The next code is an example of a generated "scenario", where the scenario is now presented by a sequence of items and the parameters.

In [None]:
np.random.seed(4)
sequence = generate_sequence(transition)
parameters = A1.generate(sequence)
while not valid_cutin(sequence, parameters, verbose=True):
    parameters = A1.generate(sequence)
print(sequence)
print(parameters)
valid_cutin(sequence, parameters)

# Step 3: Create Scenario object

Now that we have the code to generate a sequence of items and the corresponding parameters, we can also represent this sequence of items and list of parameters as a Scenario object. The following code converts the sequence of items and the list of parameters to a Scenario object. The following assumptions are used:

- For all activities other than cruising, a sinusoidal model is used.
- For cruising, a linear model is used.
- The scenario happens at a straight road.
- No other actors are involved than the ego vehicle and the target vehicle.

In [None]:
SINUSOIDAL = Sinusoidal()
LC_TARGET = ActivityCategory(SINUSOIDAL, StateVariable.LAT_TARGET, 
                             name="lane change target",
                             tags=[Tag.VehicleLateralActivity_ChangingLane])
DEC_TARGET = ActivityCategory(SINUSOIDAL, StateVariable.SPEED, name="deceleration target",
                              tags=[Tag.VehicleLongitudinalActivity_DrivingForward_Braking])
ACC_TARGET = ActivityCategory(SINUSOIDAL, StateVariable.SPEED, name="acceleration target",
                              tags=[Tag.VehicleLongitudinalActivity_DrivingForward_Accelerating])
CRU_TARGET = ActivityCategory(Linear(), StateVariable.SPEED, name="cruising target",
                              tags=[Tag.VehicleLongitudinalActivity_DrivingForward_Cruising])
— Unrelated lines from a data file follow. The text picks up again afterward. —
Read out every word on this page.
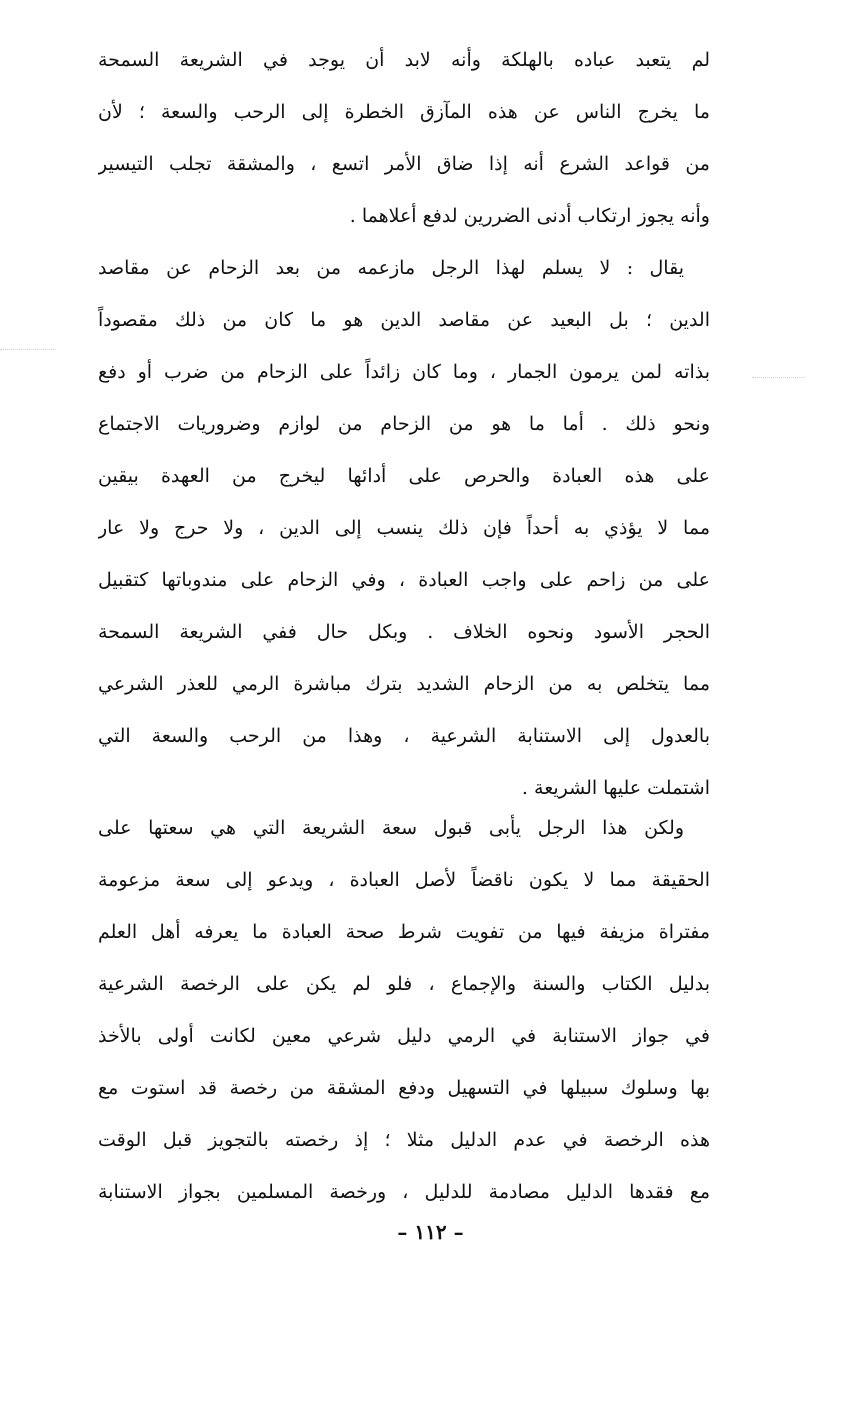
لم يتعبد عباده بالهلكة وأنه لابد أن يوجد في الشريعة السمحة
ما يخرج الناس عن هذه المآزق الخطرة إلى الرحب والسعة ؛ لأن
من قواعد الشرع أنه إذا ضاق الأمر اتسع ، والمشقة تجلب التيسير
وأنه يجوز ارتكاب أدنى الضررين لدفع أعلاهما .
يقال : لا يسلم لهذا الرجل مازعمه من بعد الزحام عن مقاصد
الدين ؛ بل البعيد عن مقاصد الدين هو ما كان من ذلك مقصوداً
بذاته لمن يرمون الجمار ، وما كان زائداً على الزحام من ضرب أو دفع
ونحو ذلك . أما ما هو من الزحام من لوازم وضروريات الاجتماع
على هذه العبادة والحرص على أدائها ليخرج من العهدة بيقين
مما لا يؤذي به أحداً فإن ذلك ينسب إلى الدين ، ولا حرج ولا عار
على من زاحم على واجب العبادة ، وفي الزحام على مندوباتها كتقبيل
الحجر الأسود ونحوه الخلاف . وبكل حال ففي الشريعة السمحة
مما يتخلص به من الزحام الشديد بترك مباشرة الرمي للعذر الشرعي
بالعدول إلى الاستنابة الشرعية ، وهذا من الرحب والسعة التي
اشتملت عليها الشريعة .
ولكن هذا الرجل يأبى قبول سعة الشريعة التي هي سعتها على
الحقيقة مما لا يكون ناقضاً لأصل العبادة ، ويدعو إلى سعة مزعومة
مفتراة مزيفة فيها من تفويت شرط صحة العبادة ما يعرفه أهل العلم
بدليل الكتاب والسنة والإجماع ، فلو لم يكن على الرخصة الشرعية
في جواز الاستنابة في الرمي دليل شرعي معين لكانت أولى بالأخذ
بها وسلوك سبيلها في التسهيل ودفع المشقة من رخصة قد استوت مع
هذه الرخصة في عدم الدليل مثلا ؛ إذ رخصته بالتجويز قبل الوقت
مع فقدها الدليل مصادمة للدليل ، ورخصة المسلمين بجواز الاستنابة
– ١١٢ –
def create_scenario(sequence, parameters):
    # Create actors.
    ego = EgoVehicle(EGO_CATEGORY, 
                     initial_states=[State(StateVariable.SPEED, parameters[0][0]),
                                     State(StateVariable.LONGITUDINAL_POSITION, 0)],
                     name="ego vehicle")
    target = Actor(TARGET,
                   initial_states=[State(StateVariable.LONGITUDINAL_POSITION, parameters[0][1])],
                   name="target vehicle")
    
    # Create lane change activity of the target.
    lane_change = Activity(LC_TARGET, start=0, end=parameters[1][2],
                           parameters=dict(xstart=parameters[1][0], xend=parameters[1][1]))
    
    # Create longitudinal activities of the target.
    lon_activities = []
    tstart = 0
    for item, pars in zip(sequence[1:], parameters[2]):
        if len(lon_activities) == 0:
            # Determine the start time for this one.
            if item[0] == "c":
                tstart = -parameters[0][2] * pars[1]
            else:
                tstart = -parameters[0][2] * pars[2] / pars[1]
            start = tstart
        if item[0] == "a":
            lon_activities.append(Activity(ACC_TARGET, start=start, end=tstart+pars[2]/pars[1],
                                           parameters=dict(xstart=pars[0], xend=pars[0]+pars[2])))
        elif item[0] == "d":
            lon_activities.append(Activity(DEC_TARGET, start=start, end=tstart+pars[2]/pars[1],
                                           parameters=dict(xstart=pars[0], xend=pars[0]+pars[2])))
        else:
            lon_activities.append(Activity(CRU_TARGET, start=start, end=tstart+pars[1],
                                           parameters=dict(xstart=pars[0], xend=pars[0]+pars[2])))
        tstart = lon_activities[-1].get_tend()
        start = lon_activities[-1].end
            
    # Create the scenario
    scenario = Scenario(start=lane_change.start, end=lane_change.end)
    scenario.set_physical_elements([STAT])
    scenario.set_activities([lane_change]+lon_activities)
    scenario.set_actors([ego, target])
    scenario.set_acts([(target, activity) for activity in [lane_change]+lon_activities])
    return scenario            

s2 = create_scenario(sequence, parameters)
s1 = cutins.get_item("scenario", key)

In [None]:
def create_valid_scenario(method):
    sequence = generate_sequence(transition)
    while len(sequence) > 4:
        sequence = generate_sequence(transition)
    parameters = method.generate(sequence)
    while not valid_cutin(sequence, parameters):
        parameters = method.generate(sequence)
    return create_scenario(sequence, parameters)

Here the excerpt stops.